Comment John Ware a blanchi son nom après avoir révélé l’antisémitisme au Labour

Harcelé après son reportage sur le parti, en 2019, le journaliste a fait appel à la justice pour empêcher les partisans de Corbyn de dissimuler la haine antijuive gangrénant la faction

LONDRES — Dans la soirée du 10 juillet 2019, l’émission d’actualité phare de la BBC, « Panorama, » avait diffusé un reportage dévastateur établissant l’étendue de l’antisémitisme qui gangrénait alors le parti Travailliste britannique.

Presque quatre ans après, les retombées de cette diffusion sont encore perceptibles pour le présentateur du programme, le journaliste vétéran John Ware – alors même qu’il y a quelques jours, il a été officiellement interdit à l’ancien dirigeant du Labour, Jeremy Corbyn, de se présenter aux prochaines élections sous l’étiquette du parti.

« Cette émission monopolise ma vie », explique Ware au Times of Israel au cours d’une interview.

Le scandale de l’antisémitisme qui avait secoué le principal parti d’opposition au Royaume-Uni avait commencé à toucher à sa fin il y a trois ans quand Keir Starmer avait été élu au poste de président de la formation, succédant au leader d’extrême-gauche, Jeremy Corbyn, le 4 avril 2020.

Mais pour Ware, ce moment devait marquer le début d’une série de batailles menées devant les tribunaux pour blanchir son nom suite à un déluge d’attaques contre son éthique journalistique et contre ses motivations présumées – avec notamment une plainte pour diffamation qui a été déposée par Ware contre le Labour lui-même, une plainte sans précédent.

Dans ces batailles – qui ont connu leur paroxysme à la fin de l’année dernière – le journaliste a été accusé d’avoir voulu délibérément salir la réputation de Corbyn et d’entretenir des liens avec des associations d’extrême-droite.

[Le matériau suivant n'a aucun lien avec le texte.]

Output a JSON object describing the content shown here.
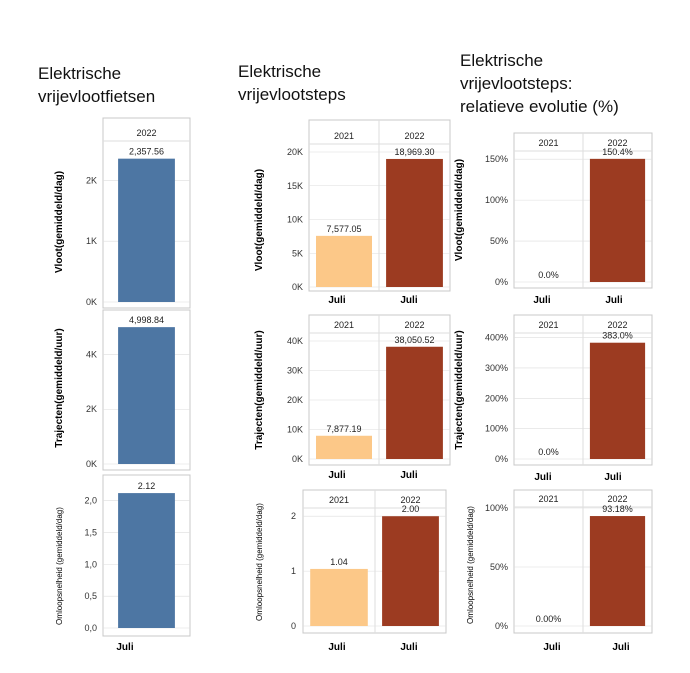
{
  "titles": {
    "col1": [
      "Elektrische",
      "vrijevlootfietsen"
    ],
    "col2": [
      "Elektrische",
      "vrijevlootsteps"
    ],
    "col3": [
      "Elektrische",
      "vrijevlootsteps:",
      "relatieve evolutie (%)"
    ]
  },
  "colors": {
    "blue": "#4d76a3",
    "orange": "#fcc888",
    "red": "#9c3b21",
    "grid": "#dedede",
    "frame": "#c8c8c8"
  },
  "chart_data": [
    {
      "id": "fietsen-vloot",
      "type": "bar",
      "ylabel": "Vloot(gemiddeld/dag)",
      "columns": [
        "2022"
      ],
      "x_label": "",
      "values": [
        2357.56
      ],
      "data_labels": [
        "2,357.56"
      ],
      "ylim": [
        0,
        2500
      ],
      "ticks": [
        0,
        1000,
        2000
      ],
      "tick_labels": [
        "0K",
        "1K",
        "2K"
      ]
    },
    {
      "id": "fietsen-trajecten",
      "type": "bar",
      "ylabel": "Trajecten(gemiddeld/uur)",
      "columns": [],
      "x_label": "",
      "values": [
        4998.84
      ],
      "data_labels": [
        "4,998.84"
      ],
      "ylim": [
        0,
        5150
      ],
      "ticks": [
        0,
        2000,
        4000
      ],
      "tick_labels": [
        "0K",
        "2K",
        "4K"
      ]
    },
    {
      "id": "fietsen-omloop",
      "type": "bar",
      "ylabel": "Omloopsnelheid (gemiddeld/dag)",
      "columns": [],
      "x_label": "Juli",
      "values": [
        2.12
      ],
      "data_labels": [
        "2.12"
      ],
      "ylim": [
        0,
        2.2
      ],
      "ticks": [
        0,
        0.5,
        1,
        1.5,
        2
      ],
      "tick_labels": [
        "0,0",
        "0,5",
        "1,0",
        "1,5",
        "2,0"
      ]
    },
    {
      "id": "steps-vloot",
      "type": "bar",
      "ylabel": "Vloot(gemiddeld/dag)",
      "columns": [
        "2021",
        "2022"
      ],
      "x_labels": [
        "Juli",
        "Juli"
      ],
      "values": [
        7577.05,
        18969.3
      ],
      "data_labels": [
        "7,577.05",
        "18,969.30"
      ],
      "ylim": [
        0,
        20000
      ],
      "ticks": [
        0,
        5000,
        10000,
        15000,
        20000
      ],
      "tick_labels": [
        "0K",
        "5K",
        "10K",
        "15K",
        "20K"
      ]
    },
    {
      "id": "steps-trajecten",
      "type": "bar",
      "ylabel": "Trajecten(gemiddeld/uur)",
      "columns": [
        "2021",
        "2022"
      ],
      "x_labels": [
        "Juli",
        "Juli"
      ],
      "values": [
        7877.19,
        38050.52
      ],
      "data_labels": [
        "7,877.19",
        "38,050.52"
      ],
      "ylim": [
        0,
        40000
      ],
      "ticks": [
        0,
        10000,
        20000,
        30000,
        40000
      ],
      "tick_labels": [
        "0K",
        "10K",
        "20K",
        "30K",
        "40K"
      ]
    },
    {
      "id": "steps-omloop",
      "type": "bar",
      "ylabel": "Omloopsnelheid (gemiddeld/dag)",
      "columns": [
        "2021",
        "2022"
      ],
      "x_labels": [
        "Juli",
        "Juli"
      ],
      "values": [
        1.04,
        2.0
      ],
      "data_labels": [
        "1.04",
        "2.00"
      ],
      "ylim": [
        0,
        2.15
      ],
      "ticks": [
        0,
        1,
        2
      ],
      "tick_labels": [
        "0",
        "1",
        "2"
      ]
    },
    {
      "id": "evolutie-vloot",
      "type": "bar",
      "ylabel": "Vloot(gemiddeld/dag)",
      "columns": [
        "2021",
        "2022"
      ],
      "x_labels": [
        "Juli",
        "Juli"
      ],
      "values": [
        0.0,
        150.4
      ],
      "data_labels": [
        "0.0%",
        "150.4%"
      ],
      "ylim": [
        0,
        160
      ],
      "ticks": [
        0,
        50,
        100,
        150
      ],
      "tick_labels": [
        "0%",
        "50%",
        "100%",
        "150%"
      ]
    },
    {
      "id": "evolutie-trajecten",
      "type": "bar",
      "ylabel": "Trajecten(gemiddeld/uur)",
      "columns": [
        "2021",
        "2022"
      ],
      "x_labels": [
        "Juli",
        "Juli"
      ],
      "values": [
        0.0,
        383.0
      ],
      "data_labels": [
        "0.0%",
        "383.0%"
      ],
      "ylim": [
        0,
        415
      ],
      "ticks": [
        0,
        100,
        200,
        300,
        400
      ],
      "tick_labels": [
        "0%",
        "100%",
        "200%",
        "300%",
        "400%"
      ]
    },
    {
      "id": "evolutie-omloop",
      "type": "bar",
      "ylabel": "Omloopsnelheid (gemiddeld/dag)",
      "columns": [
        "2021",
        "2022"
      ],
      "x_labels": [
        "Juli",
        "Juli"
      ],
      "values": [
        0.0,
        93.18
      ],
      "data_labels": [
        "0.00%",
        "93.18%"
      ],
      "ylim": [
        0,
        100
      ],
      "ticks": [
        0,
        50,
        100
      ],
      "tick_labels": [
        "0%",
        "50%",
        "100%"
      ]
    }
  ]
}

Ses critiques ont même laissé entendre que son épouse juive et sa belle-famille avaient eu un impact sur son objectivité.

Une photo non-datée de John Ware à Jérusalem. (Autorisation)

Les attaques à l’encontre de « Panorama », pense Ware, ont été au cœur des tentatives continuellement livrées par certains des partisans de l’ancien leader du Labour de réécrire l’histoire des années Corbyn et d’attribuer la défaite catastrophique du parti, lors du scrutin du mois de décembre 2019, à l’émission qui avait été diffusée sur la chaîne publique nationale.

Ware avait commencé à travailler sur l’émission quatre mois avant sa diffusion. A ce moment-là, les accusations d’antisémitisme, au sein du parti Travailliste, étaient régulièrement reprises par les médias depuis au moins trois ans. Au cœur de la querelle entre les partisans et les opposants de Corbyn, il y avait la question de l’étendue de la haine antisémite au sein de la formation : les dirigeants de la formation estimaient que le problème était exagéré par leurs opposants à des fins politiques. Une ligne qui est encore aujourd’hui celle de Corbyn – ce positionnement l’aura fait exclure du parti parlementaire et lui aura valu aussi de perdre toute chance de se présenter sous l’étiquette du Labour lors des prochaines élections générales, qui sont prévues le 28 janvier 2025.

Ware explique avoir été convaincu que l’antisémitisme au sein du parti Travailliste n’était pas seulement une question marginale, se limitant à de petits groupes à la périphérie de la formation, après avoir réexaminé 700 pages de documents : communiqués, courriers, propositions locales faites par le Labour…

Et la BBC avait finalement donné le feu vert à la réalisation de l’émission quand un certain nombre de responsables Travaillistes actuels et passés travaillant au sein d’une unité disciplinaire chargée d’enquêter sur les accusations d’antisémitisme avait accepté de s’exprimer devant les caméras. Ware note avoir trouvé ces sept lanceurs d’alerte – qui étaient en majorité jeunes, occupant des postes relativement mineurs – « individuellement convaincants », ajoutant qu’un seul d’entre eux était Juif.

Le 26 mars 2018, manifestation contre le chef du Parti travailliste Jeremy Corbyn et l’antisémitisme au sein de son parti devant le Parlement britannique, au centre de Londres. (AFP PHOTO / Tolga AKMEN)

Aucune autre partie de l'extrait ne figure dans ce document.